Followed by another.
And then another…
And all of them want to date her.
Penny has to choose between three. But are any of them The One?
I know a lot of people loved Our Stop by Williamson last year, so I was keen to read The Love Square! Penny is a chef in her early 30s and is single. Living in London and running an upmarket café called The Bridge, she is happy enough but wonders what life will bring, having survived breast cancer in her 20s. When pastry chef Francesco, arrives in her life, she starts dating him, but only 3 weeks in their relationship, her Uncle David has a heart attack and she feels obliged to move to Derbyshire, to take over the running of his gastro-pub, something he has always hoped she’d do.
Penny and her sister Clementine, have an exceptionally close relationship with their Uncle – he brought them up after their mum died of cancer and he is like a dad to them.

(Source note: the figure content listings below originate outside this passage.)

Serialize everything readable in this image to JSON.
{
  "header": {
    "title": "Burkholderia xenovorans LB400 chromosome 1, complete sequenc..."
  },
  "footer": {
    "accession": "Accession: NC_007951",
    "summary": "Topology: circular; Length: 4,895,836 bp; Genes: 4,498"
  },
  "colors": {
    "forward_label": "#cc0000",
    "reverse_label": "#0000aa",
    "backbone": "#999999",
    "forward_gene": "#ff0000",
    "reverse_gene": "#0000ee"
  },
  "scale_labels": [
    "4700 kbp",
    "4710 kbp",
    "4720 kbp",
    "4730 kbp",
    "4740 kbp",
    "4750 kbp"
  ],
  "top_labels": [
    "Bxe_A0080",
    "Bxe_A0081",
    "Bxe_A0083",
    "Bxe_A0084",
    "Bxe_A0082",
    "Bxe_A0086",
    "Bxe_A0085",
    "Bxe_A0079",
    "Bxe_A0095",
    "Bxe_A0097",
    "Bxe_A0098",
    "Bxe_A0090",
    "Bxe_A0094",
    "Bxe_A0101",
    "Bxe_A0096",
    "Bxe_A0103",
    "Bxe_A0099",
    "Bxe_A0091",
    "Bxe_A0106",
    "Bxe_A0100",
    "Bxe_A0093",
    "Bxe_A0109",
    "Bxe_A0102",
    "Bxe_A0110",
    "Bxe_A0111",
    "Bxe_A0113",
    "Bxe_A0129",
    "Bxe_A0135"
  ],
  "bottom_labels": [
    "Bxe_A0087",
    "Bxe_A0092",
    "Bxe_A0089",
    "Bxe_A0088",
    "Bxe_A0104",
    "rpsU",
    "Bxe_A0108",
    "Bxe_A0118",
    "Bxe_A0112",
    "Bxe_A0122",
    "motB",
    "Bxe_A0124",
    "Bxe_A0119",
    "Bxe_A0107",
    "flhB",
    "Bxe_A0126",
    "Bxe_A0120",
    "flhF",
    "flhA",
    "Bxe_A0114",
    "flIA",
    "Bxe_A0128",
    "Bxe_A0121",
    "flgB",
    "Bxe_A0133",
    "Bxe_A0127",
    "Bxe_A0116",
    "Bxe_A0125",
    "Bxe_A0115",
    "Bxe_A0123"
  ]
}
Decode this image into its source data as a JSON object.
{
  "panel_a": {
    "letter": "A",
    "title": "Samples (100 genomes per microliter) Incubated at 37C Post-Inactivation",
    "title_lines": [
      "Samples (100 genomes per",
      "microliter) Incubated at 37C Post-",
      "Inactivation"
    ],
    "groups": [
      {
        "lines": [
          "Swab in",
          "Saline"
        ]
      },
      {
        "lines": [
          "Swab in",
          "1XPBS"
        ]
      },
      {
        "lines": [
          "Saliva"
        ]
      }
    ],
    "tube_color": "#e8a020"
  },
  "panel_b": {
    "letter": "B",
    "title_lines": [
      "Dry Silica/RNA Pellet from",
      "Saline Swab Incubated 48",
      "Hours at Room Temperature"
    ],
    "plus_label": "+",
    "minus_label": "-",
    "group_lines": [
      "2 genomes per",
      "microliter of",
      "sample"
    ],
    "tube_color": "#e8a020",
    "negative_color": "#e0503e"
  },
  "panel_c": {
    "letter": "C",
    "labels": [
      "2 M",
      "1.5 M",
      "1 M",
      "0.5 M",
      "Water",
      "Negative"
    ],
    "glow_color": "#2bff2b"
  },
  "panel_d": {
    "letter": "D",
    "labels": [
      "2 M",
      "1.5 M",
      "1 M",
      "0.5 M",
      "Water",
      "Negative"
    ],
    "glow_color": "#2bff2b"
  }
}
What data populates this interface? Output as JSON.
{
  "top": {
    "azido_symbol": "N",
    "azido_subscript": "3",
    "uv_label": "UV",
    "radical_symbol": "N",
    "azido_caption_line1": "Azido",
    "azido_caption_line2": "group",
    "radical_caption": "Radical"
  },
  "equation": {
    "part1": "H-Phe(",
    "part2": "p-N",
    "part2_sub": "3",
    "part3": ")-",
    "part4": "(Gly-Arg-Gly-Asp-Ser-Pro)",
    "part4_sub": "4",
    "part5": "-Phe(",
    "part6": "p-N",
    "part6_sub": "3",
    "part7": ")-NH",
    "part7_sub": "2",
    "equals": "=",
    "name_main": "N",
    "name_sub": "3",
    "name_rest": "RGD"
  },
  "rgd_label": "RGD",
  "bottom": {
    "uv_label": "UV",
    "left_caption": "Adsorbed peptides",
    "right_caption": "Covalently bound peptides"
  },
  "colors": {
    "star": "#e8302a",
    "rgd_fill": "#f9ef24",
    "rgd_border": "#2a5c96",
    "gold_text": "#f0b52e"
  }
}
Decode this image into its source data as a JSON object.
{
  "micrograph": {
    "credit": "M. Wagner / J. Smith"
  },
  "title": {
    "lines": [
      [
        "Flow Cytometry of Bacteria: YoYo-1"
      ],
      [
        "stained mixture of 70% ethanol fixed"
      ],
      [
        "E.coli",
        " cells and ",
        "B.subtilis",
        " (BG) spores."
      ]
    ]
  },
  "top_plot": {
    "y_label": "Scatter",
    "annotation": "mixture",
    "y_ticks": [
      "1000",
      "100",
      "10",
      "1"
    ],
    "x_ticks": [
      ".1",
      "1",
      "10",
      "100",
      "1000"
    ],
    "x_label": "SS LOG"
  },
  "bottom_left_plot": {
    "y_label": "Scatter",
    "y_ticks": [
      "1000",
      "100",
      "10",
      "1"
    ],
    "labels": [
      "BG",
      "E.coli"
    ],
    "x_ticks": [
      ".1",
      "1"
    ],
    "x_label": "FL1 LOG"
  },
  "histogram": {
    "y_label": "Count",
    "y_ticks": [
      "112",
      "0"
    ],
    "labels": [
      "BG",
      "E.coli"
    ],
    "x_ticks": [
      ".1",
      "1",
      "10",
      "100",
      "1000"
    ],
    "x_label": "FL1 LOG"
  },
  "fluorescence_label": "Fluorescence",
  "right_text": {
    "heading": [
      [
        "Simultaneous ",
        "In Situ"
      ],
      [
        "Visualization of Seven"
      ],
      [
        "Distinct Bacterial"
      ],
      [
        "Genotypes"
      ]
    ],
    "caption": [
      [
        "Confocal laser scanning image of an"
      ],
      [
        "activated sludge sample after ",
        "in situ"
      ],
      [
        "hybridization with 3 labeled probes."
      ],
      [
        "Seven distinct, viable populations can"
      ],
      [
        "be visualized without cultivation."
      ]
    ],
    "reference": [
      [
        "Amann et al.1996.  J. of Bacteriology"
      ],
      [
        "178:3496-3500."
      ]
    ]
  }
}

He has always wanted her to take over the pub one day, but she has been reluctant, loving her life and business in London. Another complication is that her sister Clementine, has offered to be a surrogate so that Penny can have a baby, using the eggs she saved from when her cancer treatment left her infertile. She feels she can’t ask Francesco to take on a child so early in their relationship, so when David has his heart attack, she decides to walk away from Francesco, knowing the time just isn’t right and they decide to be friends.
Penny soon settles into life at the pub, enjoying the challenges that running a larger establishment entails. Meeting an old school friend one day, Thomas, she ends up having a fling with him. Flashy and a little shallow, he works in the music industry so isn’t around much, but Penny enjoys his company.
And then another man comes on the scene! Priyesh is a local wine merchant, older and divorced. Penny initially doesn’t like him thinking him smarmy, self-centred and boring but after a drunken encounter at a Christmas party, she ends up in a (mostly sexual) relationship with him.
When Francesco, asks if he can come and visit, she agrees, happy to have his friendship again. But she soon realises she is in a love square and has to decide what she must do.
I really enjoyed everything about this book! I’ve really enjoyed reading more romantic books recently and this one is a great look at modern relationships and a character who has a lot of sex! I also loved how the sex wasn’t always straightforward – despite there being a huge attraction between Penny and Francesco, they initially have to work at making the sex great!
Penny is a great female lead too – despite having had cancer, she has a positive outlook to life, and I love that ultimately, she wants a child over a relationship if she can’t have both. The relationship between Penny and her sister is brilliant too – I love how close they are.
Heart-warming and romantic, I really enjoyed this story. It was cheerful and positive, and I loved Penny as a heroine. I also liked the fact that none of the men were perfect – all had their imperfections (which made it more real) but I still had a favourite! Perfect for lovers of Beth O’Leary and Marian Keyes, I’m definitely going to push Our Stop to the top of my TBR.
Thank you to Sanjana at Avon for inviting me on the blog tour, and to Netgalley and Avon for the review copy.
About the author
Laura Jane Williams was born in 1986 in Derbyshire, England. Her 2019 debut novel Our Stop was an international hit, and she is currently adapting it for screen. Her non-fiction includes Becoming, Ice Cream for Breakfast, and The Life Diet, and she has contributed essays and articles to the Telegraph, the Guardian, Marie Claire, the Independent, Cosmopolitan, as well as to a collection by Stylist Magazine, Life Lessons from Remarkable Women. She was previously a columnist for both Grazia and Red.